Chef (2014)
6/10
Food looks amazing...otherwise, meh...
20 June 2014
Chef is a passionate two-hour long love letter to cooking, returning Favreau to his roots of fun dialogue and solid characters. The food is mouthwatering, and when the film focuses on the main story of father and son building a food-truck, it hits. Unfortunately the first and last 20 minutes drag, bogging down in story building instead of just letting the world create itself. Nonetheless, enough joy seeps through to make this a decent small-scale dramedy. Chef's a movie for Millennials, exploring the effect technology and social networking has on family and work. It parallels Favreau's own real-life career: highest highs, lowest lows, and bouncing back.

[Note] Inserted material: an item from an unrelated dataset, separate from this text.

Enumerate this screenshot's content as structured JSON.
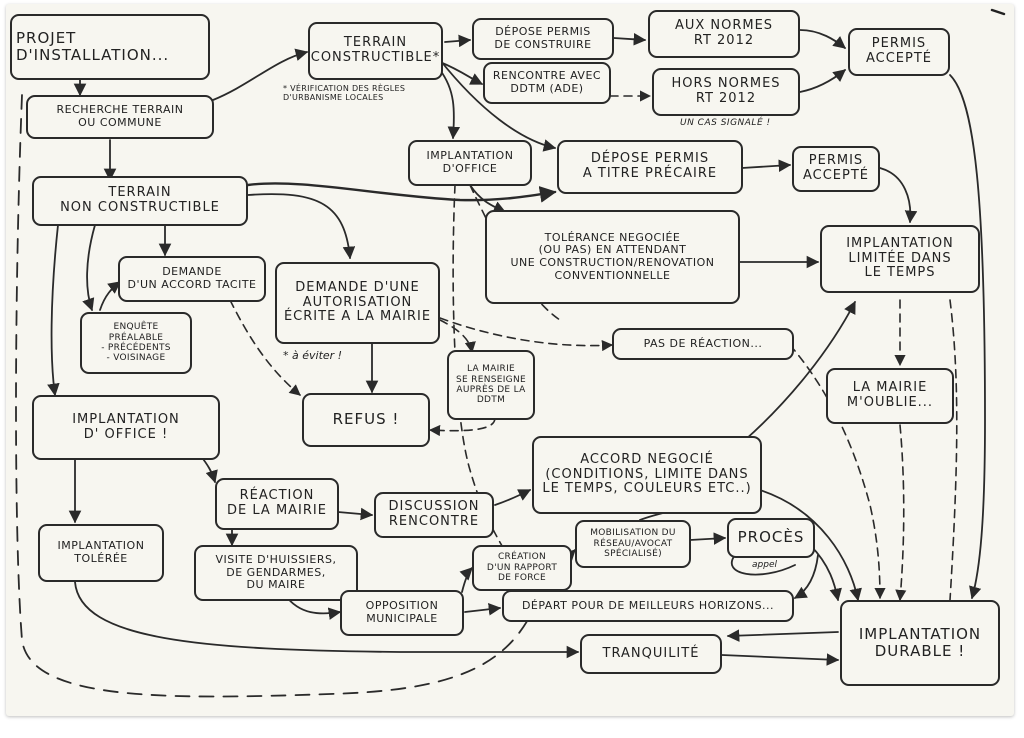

He clearly did his homework on the culinary side, handling the fare with effortlessness. However, Chef is as much about fatherhood as it is food, questioning how to be a parent when you don't feel grown up yourself. This father-son trope is nothing new, but it's a bit more down-to-earth here than most melodramatic family dramas; sweet and true. It's just a bummer that any depth explored is brought bluntly to the surface, rarely allowing us to naturally intuit them. The film's style works, both smooth and jarring like the main characters own cuisine… If only the final edit was more constricted. When they are focused on the kitchen and interplay, full of natural dialogue and chemistry, it works in spades. A tighter setup, some scenes cut (Downey Jr. is wasted and pointless), and a quicker end would make for a much better film. As is, Chef is merely passable, bolstered slightly by deliciously shot gourmet food.